The Syrian authorities refer to the anti-Assad rebels as "terrorists" armed and funded from outside the country.

In northern Syria, rebels were battling to seize an air base in their campaign against the air power that Assad has used to bomb rebel-held towns.

More than 60,000 people have been killed in the uprising and civil war, the United Nations said this week, a much higher death toll than previously thought.

Dramatic advances

After dramatic advances over the second half of 2012, the rebels now hold wide swathes of territory in the north and east, but they cannot protect towns and villages from Assad's helicopters and jets.

Hundreds of rebel fighters were attempting to storm the Taftanaz air base, near the highway that links Syria's two main cities, Aleppo and Damascus.
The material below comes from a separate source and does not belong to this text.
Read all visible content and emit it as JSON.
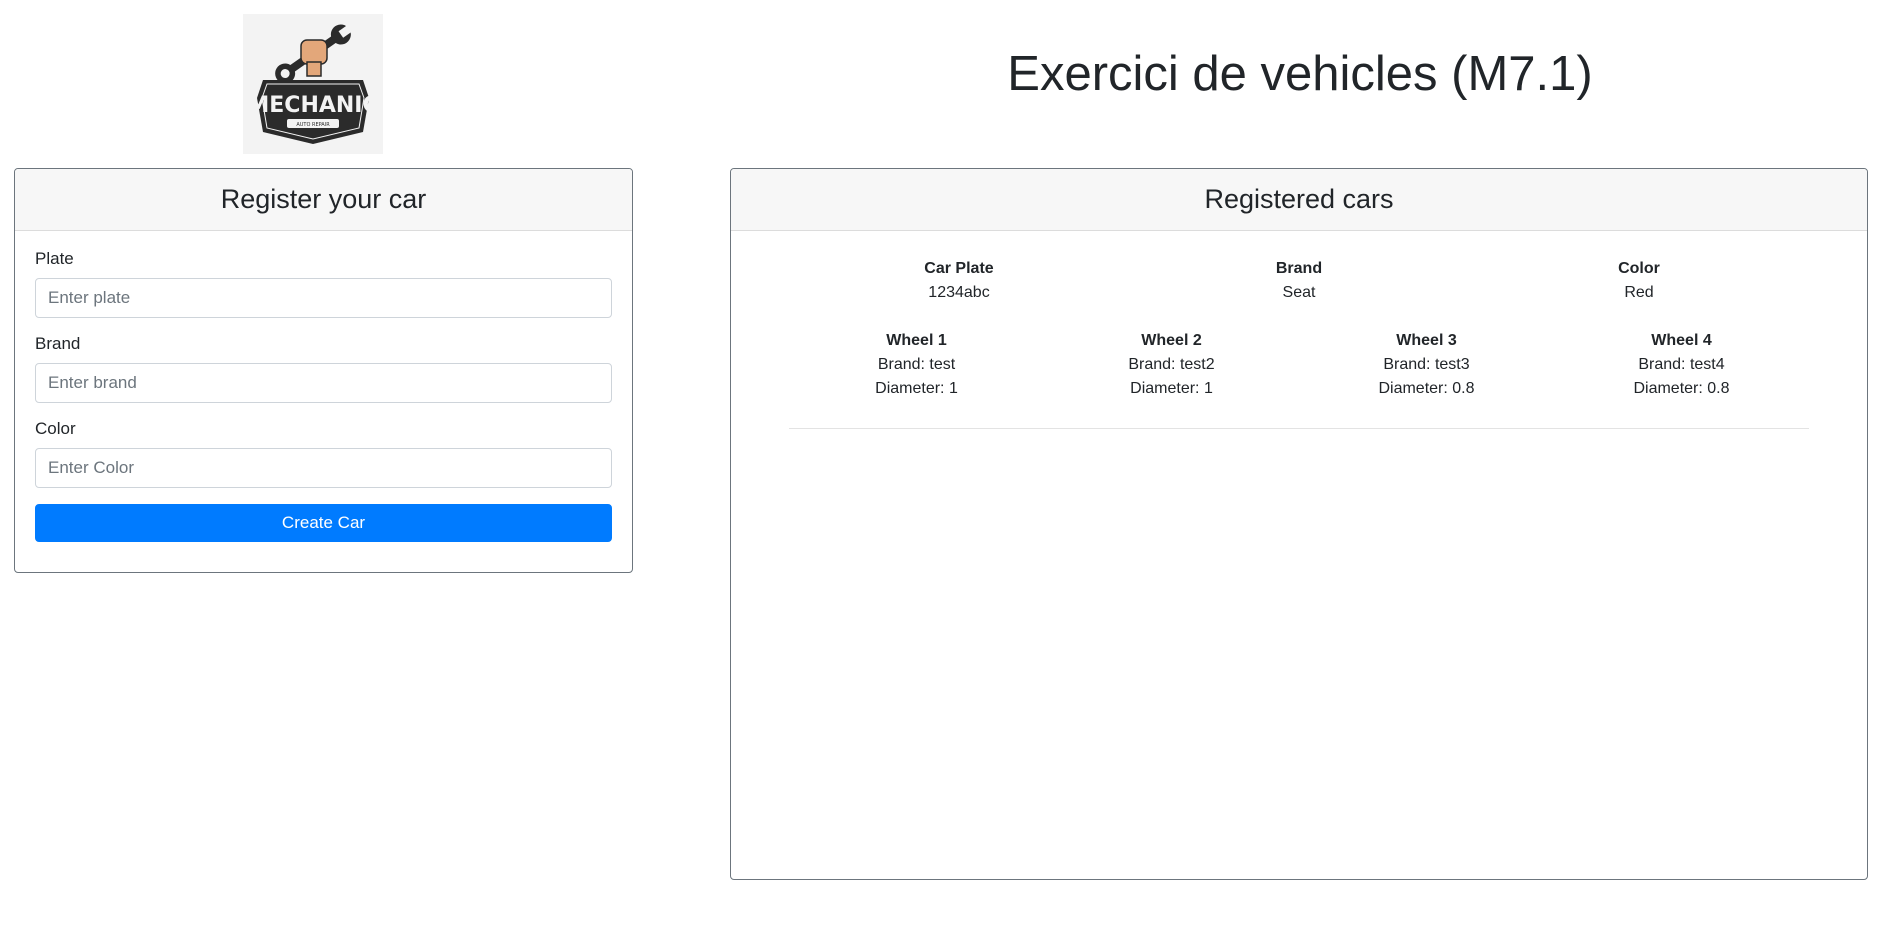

A rebel fighter speaking from near the Taftanaz base overnight said much of the base was still in loyalist hands but insurgents had managed to destroy a helicopter and a fighter jet on the ground.

The northern rebel Idlib Coordination Committee said the rebels had detonated a car bomb inside the base.
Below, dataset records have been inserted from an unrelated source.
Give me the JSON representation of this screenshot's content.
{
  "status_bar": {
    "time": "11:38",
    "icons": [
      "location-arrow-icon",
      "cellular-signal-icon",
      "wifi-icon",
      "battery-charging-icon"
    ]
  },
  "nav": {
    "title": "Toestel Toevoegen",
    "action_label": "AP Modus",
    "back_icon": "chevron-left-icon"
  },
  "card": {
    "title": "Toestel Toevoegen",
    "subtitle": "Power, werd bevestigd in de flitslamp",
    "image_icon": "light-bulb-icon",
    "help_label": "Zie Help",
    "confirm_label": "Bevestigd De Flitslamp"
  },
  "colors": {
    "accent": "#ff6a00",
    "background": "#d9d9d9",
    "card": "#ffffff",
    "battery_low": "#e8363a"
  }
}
The government's SANA news agency said the base had not fallen and that the military had "strongly confronted an attempt by the terrorists to attack the airport from several axes, inflicting heavy losses among them and destroying their weapons and munitions".

Rami Abdulrahman, head of the opposition-aligned Syrian Observatory for Human Rights which monitors the conflict from Britain, said as many as 800 fighters were involved in the assault, including Islamists from Jabhat al-Nusra, a powerful group that Washington considers terrorists.

Taftanaz is mainly a helicopter base, used for missions to resupply army positions cut off by the rebels, as well as for dropping crude "barrel bombs" on rebel-controlled areas.

Near Minakh, another northern air base that rebels have surrounded, government forces have retaliated by shelling and bombing nearby towns.